Comparative assessment of reported symptoms of influenza, respiratory syncytial virus, and human metapneumovirus infection during hospitalization and post-discharge assessed by Respiratory Intensity and Impact Questionnaire

BACKGROUND The hospitalized acute respiratory tract infection (HARTI) study used the Respiratory Intensity and Impact Questionnaire (RiiQ™) Symptom Scale, derived from FluiiQ™, to assess and compare the burden of respiratory infection symptoms for patients with influenza, respiratory syncytial virus (RSV), and human metapneumovirus (hMPV) infection, with or without core risk factors (CRF) (age ≥65; chronic heart, renal, obstructive pulmonary disease; asthma). METHODS This was a prospective cohort study in adult patients hospitalized with acute respiratory tract infection (40 centers, 12 countries) during two consecutive influenza/RSV/hMPV seasons (2017-2019). The RiiQ™ Symptom Scale and EuroQol 5-Dimensions 5-Levels (EQ-5D-5L) were assessed by interview at two timepoints during hospitalization and at 1, 2, and 3 months post-discharge.
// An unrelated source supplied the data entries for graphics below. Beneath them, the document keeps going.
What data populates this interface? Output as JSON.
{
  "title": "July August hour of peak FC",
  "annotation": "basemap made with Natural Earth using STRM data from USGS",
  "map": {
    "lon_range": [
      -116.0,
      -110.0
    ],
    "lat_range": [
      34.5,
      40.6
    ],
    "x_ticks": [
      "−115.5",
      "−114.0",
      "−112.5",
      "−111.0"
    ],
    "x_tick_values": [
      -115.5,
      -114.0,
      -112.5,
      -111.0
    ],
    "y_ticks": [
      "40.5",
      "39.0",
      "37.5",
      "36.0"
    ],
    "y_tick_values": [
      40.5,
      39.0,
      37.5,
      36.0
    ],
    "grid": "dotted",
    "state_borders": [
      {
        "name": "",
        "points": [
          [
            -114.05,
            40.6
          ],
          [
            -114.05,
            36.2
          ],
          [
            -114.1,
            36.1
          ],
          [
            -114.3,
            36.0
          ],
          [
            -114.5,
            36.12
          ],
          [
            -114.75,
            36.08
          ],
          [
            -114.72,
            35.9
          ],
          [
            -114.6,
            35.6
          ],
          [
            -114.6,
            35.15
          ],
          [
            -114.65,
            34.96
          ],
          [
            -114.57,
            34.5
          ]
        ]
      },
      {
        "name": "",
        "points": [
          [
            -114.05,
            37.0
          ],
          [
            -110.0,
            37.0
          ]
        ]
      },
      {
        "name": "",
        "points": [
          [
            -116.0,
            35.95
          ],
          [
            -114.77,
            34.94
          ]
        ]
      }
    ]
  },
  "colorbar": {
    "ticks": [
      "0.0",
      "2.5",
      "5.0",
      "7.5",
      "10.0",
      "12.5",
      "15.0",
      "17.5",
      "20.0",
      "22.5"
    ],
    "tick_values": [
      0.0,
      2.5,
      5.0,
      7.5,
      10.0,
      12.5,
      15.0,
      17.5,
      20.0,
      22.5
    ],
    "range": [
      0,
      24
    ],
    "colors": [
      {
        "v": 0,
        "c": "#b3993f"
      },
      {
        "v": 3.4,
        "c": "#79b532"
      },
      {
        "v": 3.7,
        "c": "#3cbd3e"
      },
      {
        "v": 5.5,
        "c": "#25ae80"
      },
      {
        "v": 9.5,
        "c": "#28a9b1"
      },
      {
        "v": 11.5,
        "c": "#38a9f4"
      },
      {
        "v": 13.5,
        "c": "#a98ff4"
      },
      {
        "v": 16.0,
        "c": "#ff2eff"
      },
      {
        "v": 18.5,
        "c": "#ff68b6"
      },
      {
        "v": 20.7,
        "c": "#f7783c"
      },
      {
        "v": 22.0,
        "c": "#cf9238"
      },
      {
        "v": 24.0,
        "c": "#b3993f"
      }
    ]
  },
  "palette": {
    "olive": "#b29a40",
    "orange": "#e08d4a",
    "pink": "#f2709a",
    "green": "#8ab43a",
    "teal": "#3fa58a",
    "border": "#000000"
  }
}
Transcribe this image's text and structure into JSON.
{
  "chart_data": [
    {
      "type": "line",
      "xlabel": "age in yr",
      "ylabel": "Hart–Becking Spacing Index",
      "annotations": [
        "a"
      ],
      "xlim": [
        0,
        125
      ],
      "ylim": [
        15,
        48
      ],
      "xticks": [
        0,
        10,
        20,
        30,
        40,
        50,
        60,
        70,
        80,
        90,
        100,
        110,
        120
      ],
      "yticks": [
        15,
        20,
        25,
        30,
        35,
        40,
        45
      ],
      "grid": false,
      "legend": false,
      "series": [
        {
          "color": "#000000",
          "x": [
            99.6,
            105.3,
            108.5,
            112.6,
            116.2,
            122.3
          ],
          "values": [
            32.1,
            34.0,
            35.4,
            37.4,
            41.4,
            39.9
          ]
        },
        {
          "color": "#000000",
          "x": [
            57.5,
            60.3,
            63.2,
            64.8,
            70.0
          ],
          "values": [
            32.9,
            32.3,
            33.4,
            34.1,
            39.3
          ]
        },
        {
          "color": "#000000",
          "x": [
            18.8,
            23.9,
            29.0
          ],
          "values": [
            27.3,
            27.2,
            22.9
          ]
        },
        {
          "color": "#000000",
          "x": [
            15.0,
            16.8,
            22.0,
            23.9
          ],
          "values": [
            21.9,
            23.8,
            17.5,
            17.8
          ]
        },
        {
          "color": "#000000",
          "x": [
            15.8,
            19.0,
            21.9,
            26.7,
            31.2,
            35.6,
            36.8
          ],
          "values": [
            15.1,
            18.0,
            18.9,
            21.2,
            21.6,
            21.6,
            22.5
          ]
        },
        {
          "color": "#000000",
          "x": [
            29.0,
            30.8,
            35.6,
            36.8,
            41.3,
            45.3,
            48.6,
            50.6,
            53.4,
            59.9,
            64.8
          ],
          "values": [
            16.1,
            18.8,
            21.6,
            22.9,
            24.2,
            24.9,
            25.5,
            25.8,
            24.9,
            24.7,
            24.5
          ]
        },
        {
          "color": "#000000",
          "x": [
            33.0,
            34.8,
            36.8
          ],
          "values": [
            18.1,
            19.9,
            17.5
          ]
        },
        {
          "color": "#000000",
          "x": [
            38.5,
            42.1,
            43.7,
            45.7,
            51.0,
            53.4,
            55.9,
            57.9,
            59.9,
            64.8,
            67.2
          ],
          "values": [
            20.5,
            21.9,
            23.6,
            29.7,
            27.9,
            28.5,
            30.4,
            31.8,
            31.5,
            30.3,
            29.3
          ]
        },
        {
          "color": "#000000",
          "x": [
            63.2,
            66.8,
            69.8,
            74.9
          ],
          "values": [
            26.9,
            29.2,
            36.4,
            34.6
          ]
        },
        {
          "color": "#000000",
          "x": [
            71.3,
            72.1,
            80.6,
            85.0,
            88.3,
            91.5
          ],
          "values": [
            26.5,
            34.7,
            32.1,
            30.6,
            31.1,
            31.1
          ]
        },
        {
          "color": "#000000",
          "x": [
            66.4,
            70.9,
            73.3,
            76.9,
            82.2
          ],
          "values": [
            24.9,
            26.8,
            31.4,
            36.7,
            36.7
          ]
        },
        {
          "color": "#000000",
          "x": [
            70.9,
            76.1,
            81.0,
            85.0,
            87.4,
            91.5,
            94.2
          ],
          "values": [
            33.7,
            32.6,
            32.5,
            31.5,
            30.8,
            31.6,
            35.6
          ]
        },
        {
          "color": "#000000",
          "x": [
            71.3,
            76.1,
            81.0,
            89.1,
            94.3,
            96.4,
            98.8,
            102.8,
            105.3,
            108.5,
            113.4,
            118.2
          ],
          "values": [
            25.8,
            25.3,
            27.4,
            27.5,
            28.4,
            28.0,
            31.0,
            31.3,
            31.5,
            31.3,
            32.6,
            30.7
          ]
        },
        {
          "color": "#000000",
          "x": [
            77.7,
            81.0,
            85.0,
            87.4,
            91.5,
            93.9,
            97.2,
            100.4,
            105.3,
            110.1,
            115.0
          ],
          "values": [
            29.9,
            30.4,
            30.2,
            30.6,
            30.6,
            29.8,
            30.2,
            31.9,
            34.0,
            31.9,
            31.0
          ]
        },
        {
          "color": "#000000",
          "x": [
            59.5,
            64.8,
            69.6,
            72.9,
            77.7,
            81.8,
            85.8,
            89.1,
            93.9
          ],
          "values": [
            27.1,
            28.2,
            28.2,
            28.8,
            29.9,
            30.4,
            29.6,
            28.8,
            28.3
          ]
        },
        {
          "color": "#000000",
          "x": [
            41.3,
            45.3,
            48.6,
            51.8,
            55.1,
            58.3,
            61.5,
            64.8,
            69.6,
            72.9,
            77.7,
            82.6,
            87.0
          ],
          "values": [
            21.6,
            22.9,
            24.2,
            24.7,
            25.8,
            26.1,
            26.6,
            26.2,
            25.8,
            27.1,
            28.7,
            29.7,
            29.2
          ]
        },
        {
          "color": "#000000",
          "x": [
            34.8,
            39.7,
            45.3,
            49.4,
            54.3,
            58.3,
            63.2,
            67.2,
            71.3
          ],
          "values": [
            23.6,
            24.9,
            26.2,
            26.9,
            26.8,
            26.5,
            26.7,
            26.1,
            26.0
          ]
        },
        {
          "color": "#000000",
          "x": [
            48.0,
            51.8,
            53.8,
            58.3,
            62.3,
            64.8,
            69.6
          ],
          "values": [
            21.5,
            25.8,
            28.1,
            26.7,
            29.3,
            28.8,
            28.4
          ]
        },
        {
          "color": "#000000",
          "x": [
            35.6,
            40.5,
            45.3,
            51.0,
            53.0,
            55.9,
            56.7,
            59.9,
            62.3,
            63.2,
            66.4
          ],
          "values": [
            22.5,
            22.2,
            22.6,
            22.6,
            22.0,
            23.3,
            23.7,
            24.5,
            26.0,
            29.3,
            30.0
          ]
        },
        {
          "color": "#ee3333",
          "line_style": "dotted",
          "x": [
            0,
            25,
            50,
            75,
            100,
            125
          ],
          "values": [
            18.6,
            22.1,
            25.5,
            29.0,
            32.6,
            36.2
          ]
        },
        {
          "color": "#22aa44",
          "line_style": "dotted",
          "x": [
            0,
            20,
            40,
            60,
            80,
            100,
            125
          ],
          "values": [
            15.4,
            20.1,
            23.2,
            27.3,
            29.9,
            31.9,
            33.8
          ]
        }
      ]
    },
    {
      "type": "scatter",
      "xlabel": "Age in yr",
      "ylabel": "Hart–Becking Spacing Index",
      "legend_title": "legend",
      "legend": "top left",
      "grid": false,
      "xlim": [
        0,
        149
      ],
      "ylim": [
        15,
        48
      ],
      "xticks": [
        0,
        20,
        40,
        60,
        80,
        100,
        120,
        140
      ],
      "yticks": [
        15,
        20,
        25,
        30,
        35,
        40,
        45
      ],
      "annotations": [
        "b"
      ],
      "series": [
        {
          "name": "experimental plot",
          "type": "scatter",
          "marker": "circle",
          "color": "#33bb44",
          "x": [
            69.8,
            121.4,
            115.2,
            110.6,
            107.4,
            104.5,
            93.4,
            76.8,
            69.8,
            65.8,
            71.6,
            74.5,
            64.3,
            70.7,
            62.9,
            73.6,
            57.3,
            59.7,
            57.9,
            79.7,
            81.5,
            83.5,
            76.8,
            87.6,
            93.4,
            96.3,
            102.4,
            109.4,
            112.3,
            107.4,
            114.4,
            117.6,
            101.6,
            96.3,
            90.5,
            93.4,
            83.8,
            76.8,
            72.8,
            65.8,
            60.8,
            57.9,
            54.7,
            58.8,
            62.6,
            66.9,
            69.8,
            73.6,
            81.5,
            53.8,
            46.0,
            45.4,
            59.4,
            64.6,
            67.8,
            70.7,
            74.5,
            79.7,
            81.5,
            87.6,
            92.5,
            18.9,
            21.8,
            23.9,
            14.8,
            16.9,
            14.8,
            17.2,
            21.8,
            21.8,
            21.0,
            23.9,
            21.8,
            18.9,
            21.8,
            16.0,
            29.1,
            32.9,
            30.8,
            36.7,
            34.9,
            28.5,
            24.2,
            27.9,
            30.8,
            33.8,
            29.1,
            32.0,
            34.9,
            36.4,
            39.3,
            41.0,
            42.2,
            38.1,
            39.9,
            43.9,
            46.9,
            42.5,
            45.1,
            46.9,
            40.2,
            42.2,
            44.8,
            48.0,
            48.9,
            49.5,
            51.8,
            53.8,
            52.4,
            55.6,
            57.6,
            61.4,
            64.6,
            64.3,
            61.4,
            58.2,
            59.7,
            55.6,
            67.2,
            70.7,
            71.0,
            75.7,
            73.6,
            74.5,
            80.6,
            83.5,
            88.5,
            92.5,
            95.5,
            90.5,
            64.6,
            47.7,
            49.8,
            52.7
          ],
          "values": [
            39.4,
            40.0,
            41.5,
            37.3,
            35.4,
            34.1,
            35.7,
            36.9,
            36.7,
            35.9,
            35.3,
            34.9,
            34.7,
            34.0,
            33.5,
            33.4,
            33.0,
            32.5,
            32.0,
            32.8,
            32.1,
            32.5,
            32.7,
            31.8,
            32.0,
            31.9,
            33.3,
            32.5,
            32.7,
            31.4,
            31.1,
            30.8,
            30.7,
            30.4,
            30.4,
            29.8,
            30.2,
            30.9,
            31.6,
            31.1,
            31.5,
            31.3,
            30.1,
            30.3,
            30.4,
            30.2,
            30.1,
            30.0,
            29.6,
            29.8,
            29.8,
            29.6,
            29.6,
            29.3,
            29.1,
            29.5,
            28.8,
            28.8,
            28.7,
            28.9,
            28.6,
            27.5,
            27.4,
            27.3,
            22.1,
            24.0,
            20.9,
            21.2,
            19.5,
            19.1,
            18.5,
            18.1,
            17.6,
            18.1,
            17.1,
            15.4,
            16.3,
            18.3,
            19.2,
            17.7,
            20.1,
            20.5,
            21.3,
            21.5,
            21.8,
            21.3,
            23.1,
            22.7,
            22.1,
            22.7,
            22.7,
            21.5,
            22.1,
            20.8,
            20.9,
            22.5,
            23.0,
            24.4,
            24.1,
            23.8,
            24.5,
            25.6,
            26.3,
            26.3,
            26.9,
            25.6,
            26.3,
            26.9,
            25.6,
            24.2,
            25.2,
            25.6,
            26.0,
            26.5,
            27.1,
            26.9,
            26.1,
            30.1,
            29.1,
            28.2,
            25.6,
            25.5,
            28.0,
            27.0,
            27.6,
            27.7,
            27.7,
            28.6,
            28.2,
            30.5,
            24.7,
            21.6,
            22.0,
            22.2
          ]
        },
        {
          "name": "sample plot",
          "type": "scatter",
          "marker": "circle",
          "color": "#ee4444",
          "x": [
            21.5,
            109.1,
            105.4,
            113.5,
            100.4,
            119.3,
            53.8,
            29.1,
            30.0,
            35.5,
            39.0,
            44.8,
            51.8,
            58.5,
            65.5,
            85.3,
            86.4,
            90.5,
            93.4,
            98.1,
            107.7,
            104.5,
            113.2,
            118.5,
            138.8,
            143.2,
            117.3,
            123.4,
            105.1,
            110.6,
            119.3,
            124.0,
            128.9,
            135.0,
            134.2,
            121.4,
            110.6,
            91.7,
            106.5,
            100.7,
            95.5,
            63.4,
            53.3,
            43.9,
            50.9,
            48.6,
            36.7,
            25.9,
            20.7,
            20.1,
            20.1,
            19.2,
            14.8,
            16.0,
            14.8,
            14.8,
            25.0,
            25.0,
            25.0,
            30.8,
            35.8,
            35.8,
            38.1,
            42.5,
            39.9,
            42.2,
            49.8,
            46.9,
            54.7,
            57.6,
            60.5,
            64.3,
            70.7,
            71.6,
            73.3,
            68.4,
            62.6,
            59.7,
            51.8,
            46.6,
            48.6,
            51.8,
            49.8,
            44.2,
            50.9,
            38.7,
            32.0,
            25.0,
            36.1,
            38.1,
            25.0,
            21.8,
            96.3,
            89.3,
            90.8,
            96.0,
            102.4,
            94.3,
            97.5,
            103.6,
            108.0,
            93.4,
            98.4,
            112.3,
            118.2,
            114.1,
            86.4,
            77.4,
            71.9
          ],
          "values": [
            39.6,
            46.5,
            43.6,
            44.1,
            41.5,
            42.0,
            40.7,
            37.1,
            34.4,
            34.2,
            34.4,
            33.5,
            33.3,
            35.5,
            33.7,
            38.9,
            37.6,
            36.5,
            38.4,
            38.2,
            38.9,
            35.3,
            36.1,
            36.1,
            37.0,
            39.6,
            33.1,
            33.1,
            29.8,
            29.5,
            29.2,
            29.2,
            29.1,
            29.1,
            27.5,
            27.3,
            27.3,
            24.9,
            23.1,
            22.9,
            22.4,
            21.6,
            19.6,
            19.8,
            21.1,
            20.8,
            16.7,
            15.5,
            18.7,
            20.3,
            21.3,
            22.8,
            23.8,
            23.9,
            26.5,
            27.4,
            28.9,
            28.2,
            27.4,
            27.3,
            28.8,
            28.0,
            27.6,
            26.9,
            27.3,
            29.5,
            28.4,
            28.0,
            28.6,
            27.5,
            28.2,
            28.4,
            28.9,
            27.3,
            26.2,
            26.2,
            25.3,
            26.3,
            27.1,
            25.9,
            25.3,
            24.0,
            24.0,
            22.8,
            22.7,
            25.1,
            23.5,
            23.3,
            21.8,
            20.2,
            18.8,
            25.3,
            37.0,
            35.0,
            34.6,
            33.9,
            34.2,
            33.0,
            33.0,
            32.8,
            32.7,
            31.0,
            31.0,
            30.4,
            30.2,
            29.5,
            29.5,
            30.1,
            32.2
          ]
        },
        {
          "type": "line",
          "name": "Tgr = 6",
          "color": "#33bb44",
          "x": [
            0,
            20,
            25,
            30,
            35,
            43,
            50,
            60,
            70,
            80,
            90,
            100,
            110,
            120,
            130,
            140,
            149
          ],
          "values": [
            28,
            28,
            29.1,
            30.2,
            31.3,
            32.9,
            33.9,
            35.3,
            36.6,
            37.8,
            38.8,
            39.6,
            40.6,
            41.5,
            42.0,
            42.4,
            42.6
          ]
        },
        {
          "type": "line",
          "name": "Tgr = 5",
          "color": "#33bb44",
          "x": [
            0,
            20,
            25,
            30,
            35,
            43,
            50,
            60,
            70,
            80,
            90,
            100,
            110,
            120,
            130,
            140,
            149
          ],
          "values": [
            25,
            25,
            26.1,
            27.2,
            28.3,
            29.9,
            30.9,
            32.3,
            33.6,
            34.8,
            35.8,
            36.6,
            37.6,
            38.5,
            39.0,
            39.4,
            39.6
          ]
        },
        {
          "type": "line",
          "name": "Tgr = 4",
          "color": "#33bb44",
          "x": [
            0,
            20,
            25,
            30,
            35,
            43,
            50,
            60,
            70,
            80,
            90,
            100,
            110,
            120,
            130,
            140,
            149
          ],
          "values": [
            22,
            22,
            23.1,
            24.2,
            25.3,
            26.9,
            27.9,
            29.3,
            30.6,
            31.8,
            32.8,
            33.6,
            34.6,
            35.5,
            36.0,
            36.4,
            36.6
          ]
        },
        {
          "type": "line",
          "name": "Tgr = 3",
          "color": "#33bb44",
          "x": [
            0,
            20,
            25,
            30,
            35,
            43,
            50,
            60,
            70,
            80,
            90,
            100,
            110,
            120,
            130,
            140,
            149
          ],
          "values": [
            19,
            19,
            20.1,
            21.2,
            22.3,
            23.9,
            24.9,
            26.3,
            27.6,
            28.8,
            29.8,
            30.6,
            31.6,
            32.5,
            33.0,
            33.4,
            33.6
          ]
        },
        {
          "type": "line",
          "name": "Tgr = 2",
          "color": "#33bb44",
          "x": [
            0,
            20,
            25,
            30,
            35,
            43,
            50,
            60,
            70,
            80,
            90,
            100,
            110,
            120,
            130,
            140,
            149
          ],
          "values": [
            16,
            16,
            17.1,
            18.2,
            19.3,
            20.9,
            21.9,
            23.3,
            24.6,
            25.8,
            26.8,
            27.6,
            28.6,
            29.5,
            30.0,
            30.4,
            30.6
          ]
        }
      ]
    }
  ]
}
RESULTS Mean lower respiratory tract (LRT) symptom scores were higher for RSV and hMPV participants compared to influenza at 48 h after enrollment/early discharge (p = 0.001) and 3 months post-discharge (p = 0.007). This was driven by LRT symptoms, including shortness of breath (SOB) (p < 0.01) and wheezing (p < 0.01) during hospitalization, and SOB (p < 0.05) and cough (p < 0.05) post-discharge. Participants with CRF reported more moderate-to-severe SOB (p < 0.05) and wheezing (p < 0.05) compared to CRF(-) participants post-discharge. EQ-5D-5L scores were moderately associated with RiiQ™ LRT and systemic symptoms domains. CONCLUSIONS Results from the HARTI study suggest that in the study population, LRT symptoms were more severe for RSV and hMPV groups and for patients with CRF. RiiQ™ Symptom Scale scores shows a moderate association with EQ-5D-5L indicating that the RiiQ™ may provide useful insights and offer advantages over other measures for use in interventional RSV adult clinical studies.